Du coup, au sein de l’Union, on ne relève pas de cas importants de fraude, même si ces derniers mois on a vu passer, à Rungis, du Parmesan Montagne; au Royaume-Uni du Parmigianino et du Parmesan style; ou encore – sacrilège! – en Italie même du Gran Parma Bio et du Gran Capra Parmigiano, à base de lait de chèvre… Tous ont été retirés de la vente. Mais la menace la plus sérieuse vient du râpé, un marché en pleine expansion, avec des progressions annuelles à deux chiffres. Au Danemark, on a par exemple bloqué la vente de Cheese Powder Parmesan Type; l’Allemagne a retiré des circuits de distribution du Grated Parmesan et du Parmesan cheese, importés des Etats-Unis. Dans la course permanente entre producteurs authentiques et imitateurs, les premiers arrivent souvent trop tard et ratent leur cible. «Les contrôles sur le râpé sont inadéquats. Il faut viser une surveillance continue de la production, 24 heures sur 24. Il faut aussi que le râpage et l’emballage soient faits sur le territoire même de production du parmigiano reggiano », propose Marco Orsi, directeur adjoint de Coldiretti à Parme.

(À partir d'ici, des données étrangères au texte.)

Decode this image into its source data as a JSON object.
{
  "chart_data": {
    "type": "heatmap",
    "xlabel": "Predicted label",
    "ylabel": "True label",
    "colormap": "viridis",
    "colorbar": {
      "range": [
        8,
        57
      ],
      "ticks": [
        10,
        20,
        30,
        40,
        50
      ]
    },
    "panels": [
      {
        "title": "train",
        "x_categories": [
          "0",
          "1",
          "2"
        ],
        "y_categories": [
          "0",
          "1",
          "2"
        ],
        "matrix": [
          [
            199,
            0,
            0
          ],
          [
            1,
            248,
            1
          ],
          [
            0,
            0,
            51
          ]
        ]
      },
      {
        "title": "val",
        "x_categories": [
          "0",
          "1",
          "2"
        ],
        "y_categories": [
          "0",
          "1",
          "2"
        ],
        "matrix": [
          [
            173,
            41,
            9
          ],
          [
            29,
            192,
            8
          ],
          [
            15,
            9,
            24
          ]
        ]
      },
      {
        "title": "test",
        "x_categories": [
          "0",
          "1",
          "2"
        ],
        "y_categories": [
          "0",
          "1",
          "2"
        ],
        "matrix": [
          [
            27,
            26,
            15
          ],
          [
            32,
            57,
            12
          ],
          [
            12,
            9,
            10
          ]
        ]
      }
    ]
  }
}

Enfin, autant le savoir, les plats cuisinés sont truffés de faux parmigiano reggiano. Dans le meilleur des cas, ils en contiennent des portions minimes. Pourtant, très souvent sa présence est signalée en gros caractères sur les emballages. La sauce tomate cuisinée parmesan Heinz commercialisée en France n’en contient qu’environ 1% – alors que le logo du consortium figure bien en évidence sur la face antérieure de la briquette. En Espagne, on trouve des Croûton tostados sabor Parmesano (des croûtons aromatisés au fromage) fabriqués avec 0,04% de Parmesan en poudre… Dans l’univers en expansion des plats cuisinés, la réglementation européenne n’est pas aussi sévère que dans la défense des AOP et laisse aux industriels les coudées franches. Alors, une seule stratégie: partir en vacances en Émilie-Romagne, rapporter une ou plusieurs meules, acheter un couteau à copeaux ou une râpe, et… faire le travail soi-même!